For the train/test split, we will import “train_test_split” and for K-Fold Cross-Validation, we will import “cross_val_score” . “accuracy_score” is to assess the exactness of the model in the train/test split strategy.

from sklearn.model_selection import cross_val_score
from sklearn.model_selection import train_test_split
from sklearn.metrics import accuracy_score

The above-mentioned methods will be performed to find the best performing base, models.

K-Fold Cross-Validation

This strategy parts the informational index into K equivalent allotments (“folds”), at that point utilize 1 crease as the testing set and the association of different overlays as the preparation set. At that point, the model is tried for precision. The procedure will pursue the above advances K times, utilizing diverse overlay as the testing set each time. The normal testing exactness of the procedure is trying precision.

Pros: An increasingly precise gauge of out-of-test exactness. Increasingly “productive” utilization of information (each perception is utilized for both preparing and testing).

Cons: Much more slow than Train/Test split.

K-Fold Cross Validation with Scikit Learn :

We will push ahead with K-Fold cross-approval as it is increasingly precise and utilize the information proficiently.
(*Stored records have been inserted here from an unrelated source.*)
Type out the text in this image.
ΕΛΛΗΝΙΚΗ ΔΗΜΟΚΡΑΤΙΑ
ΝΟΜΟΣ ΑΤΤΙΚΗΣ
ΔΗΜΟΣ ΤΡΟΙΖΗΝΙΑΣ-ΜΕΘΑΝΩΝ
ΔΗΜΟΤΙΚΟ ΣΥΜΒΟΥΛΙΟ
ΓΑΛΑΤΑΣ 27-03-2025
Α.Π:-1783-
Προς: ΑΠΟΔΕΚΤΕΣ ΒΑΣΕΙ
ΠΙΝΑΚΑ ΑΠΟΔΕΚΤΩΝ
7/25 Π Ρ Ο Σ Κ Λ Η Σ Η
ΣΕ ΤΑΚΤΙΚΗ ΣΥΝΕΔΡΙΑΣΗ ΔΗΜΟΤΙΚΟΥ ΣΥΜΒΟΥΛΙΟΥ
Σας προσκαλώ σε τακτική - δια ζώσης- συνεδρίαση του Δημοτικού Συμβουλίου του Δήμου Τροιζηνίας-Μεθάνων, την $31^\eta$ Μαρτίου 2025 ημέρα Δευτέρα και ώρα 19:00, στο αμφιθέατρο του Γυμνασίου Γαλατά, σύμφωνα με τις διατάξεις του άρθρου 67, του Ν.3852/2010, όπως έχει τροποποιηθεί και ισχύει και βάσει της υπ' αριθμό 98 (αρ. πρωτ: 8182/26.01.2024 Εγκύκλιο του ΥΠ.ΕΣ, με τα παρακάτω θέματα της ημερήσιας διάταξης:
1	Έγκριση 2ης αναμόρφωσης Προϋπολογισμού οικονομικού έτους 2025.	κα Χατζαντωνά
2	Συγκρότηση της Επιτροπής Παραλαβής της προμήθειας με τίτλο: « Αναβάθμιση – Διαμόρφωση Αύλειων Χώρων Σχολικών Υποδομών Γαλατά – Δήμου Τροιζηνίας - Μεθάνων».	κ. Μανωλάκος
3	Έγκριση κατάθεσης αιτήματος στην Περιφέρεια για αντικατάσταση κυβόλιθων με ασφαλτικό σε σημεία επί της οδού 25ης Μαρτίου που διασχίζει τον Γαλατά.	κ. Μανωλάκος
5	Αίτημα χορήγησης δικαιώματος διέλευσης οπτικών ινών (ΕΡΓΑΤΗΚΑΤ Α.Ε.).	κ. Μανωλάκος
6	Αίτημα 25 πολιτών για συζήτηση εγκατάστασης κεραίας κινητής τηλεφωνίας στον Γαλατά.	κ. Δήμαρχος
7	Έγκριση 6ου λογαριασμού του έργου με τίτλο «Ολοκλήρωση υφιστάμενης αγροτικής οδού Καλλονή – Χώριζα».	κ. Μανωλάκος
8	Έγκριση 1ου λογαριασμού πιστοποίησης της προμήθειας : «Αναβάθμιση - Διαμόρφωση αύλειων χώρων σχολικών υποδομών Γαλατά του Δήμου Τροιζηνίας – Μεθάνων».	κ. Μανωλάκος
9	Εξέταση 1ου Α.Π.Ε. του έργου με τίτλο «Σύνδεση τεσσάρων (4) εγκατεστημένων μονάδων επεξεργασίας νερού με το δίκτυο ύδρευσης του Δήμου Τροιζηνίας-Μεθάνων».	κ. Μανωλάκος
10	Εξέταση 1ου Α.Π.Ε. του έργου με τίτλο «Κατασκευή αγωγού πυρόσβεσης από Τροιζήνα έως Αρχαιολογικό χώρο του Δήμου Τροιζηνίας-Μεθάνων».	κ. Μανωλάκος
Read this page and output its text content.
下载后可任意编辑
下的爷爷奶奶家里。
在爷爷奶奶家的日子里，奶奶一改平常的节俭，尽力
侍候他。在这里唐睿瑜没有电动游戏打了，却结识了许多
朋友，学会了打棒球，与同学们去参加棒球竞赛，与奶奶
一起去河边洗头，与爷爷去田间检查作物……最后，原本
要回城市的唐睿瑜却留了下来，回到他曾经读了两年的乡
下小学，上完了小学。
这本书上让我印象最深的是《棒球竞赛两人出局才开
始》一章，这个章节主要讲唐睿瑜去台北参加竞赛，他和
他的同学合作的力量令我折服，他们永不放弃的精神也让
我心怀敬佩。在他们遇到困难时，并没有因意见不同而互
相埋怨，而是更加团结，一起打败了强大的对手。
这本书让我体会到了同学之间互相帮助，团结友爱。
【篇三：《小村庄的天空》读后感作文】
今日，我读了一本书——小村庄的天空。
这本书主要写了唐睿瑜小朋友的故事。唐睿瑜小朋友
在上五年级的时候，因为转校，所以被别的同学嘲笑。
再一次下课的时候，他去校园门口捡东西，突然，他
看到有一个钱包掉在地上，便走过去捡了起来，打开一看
We will prepare the models utilizing 10 overlay cross-approval and compute the mean exactness of the models. “cross_val_score” gives its own preparation and precision computation interface.
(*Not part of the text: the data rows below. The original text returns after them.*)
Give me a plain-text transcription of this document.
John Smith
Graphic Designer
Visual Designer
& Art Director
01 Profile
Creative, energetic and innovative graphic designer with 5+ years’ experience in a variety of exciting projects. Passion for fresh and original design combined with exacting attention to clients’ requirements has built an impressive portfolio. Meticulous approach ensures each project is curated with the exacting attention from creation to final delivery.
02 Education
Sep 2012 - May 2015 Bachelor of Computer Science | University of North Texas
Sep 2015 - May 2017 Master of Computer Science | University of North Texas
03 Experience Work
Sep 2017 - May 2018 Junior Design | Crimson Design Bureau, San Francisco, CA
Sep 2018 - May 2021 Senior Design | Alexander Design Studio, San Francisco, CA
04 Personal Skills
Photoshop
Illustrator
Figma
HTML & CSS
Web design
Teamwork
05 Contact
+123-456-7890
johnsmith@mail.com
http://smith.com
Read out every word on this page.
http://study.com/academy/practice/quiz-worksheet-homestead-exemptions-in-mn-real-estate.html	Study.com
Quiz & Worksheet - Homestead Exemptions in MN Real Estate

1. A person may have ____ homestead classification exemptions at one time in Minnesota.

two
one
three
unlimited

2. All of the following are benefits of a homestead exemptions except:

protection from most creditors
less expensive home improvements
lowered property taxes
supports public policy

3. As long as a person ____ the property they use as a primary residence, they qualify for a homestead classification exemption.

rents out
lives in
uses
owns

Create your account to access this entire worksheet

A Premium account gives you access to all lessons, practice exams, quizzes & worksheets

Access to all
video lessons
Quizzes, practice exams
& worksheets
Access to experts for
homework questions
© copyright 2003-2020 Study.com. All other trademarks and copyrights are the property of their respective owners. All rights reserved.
scores = []for name, model in models:
names = []

score = cross_val_score(model, X, y, cv=kfold, scoring='accuracy').mean()
kfold = KFold(n_splits=10, random_state=10)
scores.append(score)kf_cross_val = pd.DataFrame({'Name': names, 'Score': scores})

Accuracy scores can be plotted using seaborn:

axis = sns.barplot(x = 'Name', y = 'Score', data = kf_cross_val)
axis.set(xlabel='Classifier', ylabel='Accuracy')
for p in axis.patches:
height = p.get_height()
axis.text(p.get_x() + p.get_width()/2, height + 0.005, '{:1.4f}'.format(height), ha="center")

We can see the Gaussian Naive Bayes, Logistic Regression, Gradient Boosting, and Random Forest have performed superior to the rest. From the base level, we can see that the Logistic Regression performs superior to different calculations.


In this article we talked about the essential AIML work process steps, for example, information investigation, information cleaning steps, feature engineering basics, and model selection using Scikit Learn library.